In early 2002, Faris was introduced to an operative identified only as "C-2". He learned of a plot allegedly involving the simultaneous destruction of the Brooklyn Bridge by cutting through cables with blowtorches, and a second group that would derail a train in Washington D.C. Faris' investigations into obtaining the necessary tools for the dual-operation involved asking a friend where he might purchase welding equipment, and researching the structure of the bridge on the internet. He concluded that the operation was unlikely, and allegedly sent a message back to Pakistan calling off the plot, stating that "The weather is too hot".

==Working for FBI==
On March 19, 2003, Faris was visited by two FBI agents and an anti-terror officer, who confronted him with testimony from Khalid Sheikh Mohammed about his contacts with al-Qaeda, and the results of an intercepted telephone call. Faris was reportedly accommodating, and agreed to let the agents search his apartment the following day.

Confronted by the FBI in April, Faris confessed. He agreed to cooperate with the FBI and work as a double agent, reporting to them. He was ordered to leave his home in Columbus and was assigned to a safe house in Virginia, from which he would appear to continue discussions with his contacts, reporting the information back to the FBI.

During this period, Faris told the agents that Majid Khan, a Baltimore youth who worked at his father's gas station, had referred to Khalid Sheikh Mohammed as an "uncle" and spoken of a desire to kill Pakistani dictator Pervez Musharraf. He later totally recanted this in a written statement provided in 2007 to Khan's Combatant Status Review Tribunal, saying his accusation was "an absolute lie," and he had been coerced into making the claims.

The United States took Khan into custody in Pakistan and sent him to a CIA black site in Afghanistan, where he was interrogated, allegedly tortured and held for several years. In September 2006, he was transferred to military custody at Guantanamo Bay as a high-value detainee.

==Criminal charges==
The Department of Justice charged Faris in federal court with terrorism charges. On May 1, 2003, in a plea bargain, Faris pleaded guilty to both charges: providing material support and resources to Al Qaeda and conspiracy for providing the terrorist organization with information about possible U.S. targets for attack. The documents relating to the charges were not unsealed until June 19, 2003. Shortly after, the Department of Justice announced that it had used Faris as a double agent, who had worked under orders from the FBI. Faris is the "only confessed al Qaeda sleeper caught on U.S. soil."

On September 25, 2003, Faris sought to withdraw his guilty plea, claiming that while he admitted to meeting with Khalid Sheikh Mohammed, he had been seeking information about al-Qaeda for a book he wanted to write.
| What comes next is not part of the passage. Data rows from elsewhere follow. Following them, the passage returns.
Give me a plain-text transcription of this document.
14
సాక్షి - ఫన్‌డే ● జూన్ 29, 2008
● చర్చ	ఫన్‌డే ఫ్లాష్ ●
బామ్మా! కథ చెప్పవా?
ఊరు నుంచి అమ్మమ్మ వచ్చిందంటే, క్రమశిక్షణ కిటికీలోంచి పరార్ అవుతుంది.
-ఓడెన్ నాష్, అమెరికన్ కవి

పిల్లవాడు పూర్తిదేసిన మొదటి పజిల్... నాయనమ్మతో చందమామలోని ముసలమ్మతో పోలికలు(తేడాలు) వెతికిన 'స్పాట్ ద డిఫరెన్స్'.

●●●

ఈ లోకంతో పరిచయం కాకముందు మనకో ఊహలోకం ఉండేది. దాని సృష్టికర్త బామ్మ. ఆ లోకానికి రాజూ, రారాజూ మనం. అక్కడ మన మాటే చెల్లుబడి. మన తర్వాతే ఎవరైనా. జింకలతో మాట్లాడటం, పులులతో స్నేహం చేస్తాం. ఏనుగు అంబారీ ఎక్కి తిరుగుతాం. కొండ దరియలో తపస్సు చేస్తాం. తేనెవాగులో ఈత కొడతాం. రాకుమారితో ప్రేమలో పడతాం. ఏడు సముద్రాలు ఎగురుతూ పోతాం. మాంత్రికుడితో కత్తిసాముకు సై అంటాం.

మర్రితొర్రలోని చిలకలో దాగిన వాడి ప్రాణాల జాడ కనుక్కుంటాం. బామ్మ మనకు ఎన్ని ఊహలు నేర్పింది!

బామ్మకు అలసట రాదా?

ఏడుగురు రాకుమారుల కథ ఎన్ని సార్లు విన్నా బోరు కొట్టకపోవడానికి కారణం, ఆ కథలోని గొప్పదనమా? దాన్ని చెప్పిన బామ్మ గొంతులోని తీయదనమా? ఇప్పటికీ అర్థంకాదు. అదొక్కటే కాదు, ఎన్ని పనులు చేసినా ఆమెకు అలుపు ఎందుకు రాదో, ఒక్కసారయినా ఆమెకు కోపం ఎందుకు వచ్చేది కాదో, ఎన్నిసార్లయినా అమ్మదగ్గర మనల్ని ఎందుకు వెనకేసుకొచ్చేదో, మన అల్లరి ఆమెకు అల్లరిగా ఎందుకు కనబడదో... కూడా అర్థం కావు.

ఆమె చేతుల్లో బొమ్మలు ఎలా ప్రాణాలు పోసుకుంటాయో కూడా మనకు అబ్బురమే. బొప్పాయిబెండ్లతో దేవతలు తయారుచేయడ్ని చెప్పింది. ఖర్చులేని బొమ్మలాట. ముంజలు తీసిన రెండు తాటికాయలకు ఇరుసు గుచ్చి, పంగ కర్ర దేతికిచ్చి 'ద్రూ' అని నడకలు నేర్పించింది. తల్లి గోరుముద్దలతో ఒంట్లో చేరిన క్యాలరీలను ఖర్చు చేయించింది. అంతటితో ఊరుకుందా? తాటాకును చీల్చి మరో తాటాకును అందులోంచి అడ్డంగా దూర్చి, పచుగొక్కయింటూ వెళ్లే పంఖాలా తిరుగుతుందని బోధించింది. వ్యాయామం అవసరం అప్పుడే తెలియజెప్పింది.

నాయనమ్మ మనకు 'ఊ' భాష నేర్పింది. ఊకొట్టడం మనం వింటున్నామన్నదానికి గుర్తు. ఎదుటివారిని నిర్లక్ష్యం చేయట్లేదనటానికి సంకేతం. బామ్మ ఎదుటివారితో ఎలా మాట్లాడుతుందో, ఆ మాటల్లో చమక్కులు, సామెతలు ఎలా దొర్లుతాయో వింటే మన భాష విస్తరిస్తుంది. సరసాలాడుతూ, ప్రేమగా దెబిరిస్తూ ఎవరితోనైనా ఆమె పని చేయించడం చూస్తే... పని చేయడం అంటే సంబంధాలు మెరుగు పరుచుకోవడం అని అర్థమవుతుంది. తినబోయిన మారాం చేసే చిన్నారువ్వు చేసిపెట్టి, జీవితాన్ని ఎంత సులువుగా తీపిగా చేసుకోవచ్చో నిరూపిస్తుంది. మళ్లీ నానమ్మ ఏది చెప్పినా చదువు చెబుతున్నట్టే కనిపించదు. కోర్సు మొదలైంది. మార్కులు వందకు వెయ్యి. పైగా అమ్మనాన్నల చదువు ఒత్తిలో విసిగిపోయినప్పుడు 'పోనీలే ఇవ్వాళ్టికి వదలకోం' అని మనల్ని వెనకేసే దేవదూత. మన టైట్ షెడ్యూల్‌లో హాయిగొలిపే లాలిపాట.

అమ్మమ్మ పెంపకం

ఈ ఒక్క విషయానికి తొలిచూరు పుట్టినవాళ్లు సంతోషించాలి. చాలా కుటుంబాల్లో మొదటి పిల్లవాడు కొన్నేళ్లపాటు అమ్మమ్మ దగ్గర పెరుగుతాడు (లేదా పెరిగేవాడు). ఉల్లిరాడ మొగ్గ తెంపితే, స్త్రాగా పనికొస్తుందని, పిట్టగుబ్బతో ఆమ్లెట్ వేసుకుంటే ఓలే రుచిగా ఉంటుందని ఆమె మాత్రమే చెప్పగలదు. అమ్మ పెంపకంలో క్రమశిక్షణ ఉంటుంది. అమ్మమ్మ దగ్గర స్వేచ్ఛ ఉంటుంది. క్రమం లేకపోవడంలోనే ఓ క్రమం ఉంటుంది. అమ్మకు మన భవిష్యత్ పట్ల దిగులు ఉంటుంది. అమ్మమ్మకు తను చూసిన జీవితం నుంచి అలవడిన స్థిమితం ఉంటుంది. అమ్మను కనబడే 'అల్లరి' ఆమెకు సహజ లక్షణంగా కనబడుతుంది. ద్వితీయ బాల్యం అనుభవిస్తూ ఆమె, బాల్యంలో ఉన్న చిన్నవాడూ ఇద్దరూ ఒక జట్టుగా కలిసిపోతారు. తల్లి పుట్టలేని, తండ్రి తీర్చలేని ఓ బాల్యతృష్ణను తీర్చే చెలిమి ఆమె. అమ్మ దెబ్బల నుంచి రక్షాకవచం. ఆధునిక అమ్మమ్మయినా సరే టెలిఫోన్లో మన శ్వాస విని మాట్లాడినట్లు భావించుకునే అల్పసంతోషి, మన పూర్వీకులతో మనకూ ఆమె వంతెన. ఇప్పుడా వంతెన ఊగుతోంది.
He argued that Mohammed had given false information to authorities as revenge, for Faris had refused to be recruited into al-Qaeda by his lieutenant. The appeal was rejected. On October 28, 2003, Faris was sentenced to 20 years' imprisonment by District Court Judge Leonie Brinkema.

According to the New York Times, the Brooklyn Bridge plot was uncovered with assistance from the NSA eavesdropping program. The Times delayed publishing the story for a year ostensibly at the request of the government. The story was one of several that appeared in December 2005 by Eric Lichtblau and James Risen that won the Pulitzer Prize for National Reporting awarded by Columbia University.

Faris' new lawyer, David B. Smith, announced that he was looking into a lawsuit against George W. Bush, who personally authorized the wiretaps.

In 2004, the Department of Justice charged Nuradin Abdi in a bomb plot. It reported that Abdi had said that Faris had picked him up from the Columbus airport.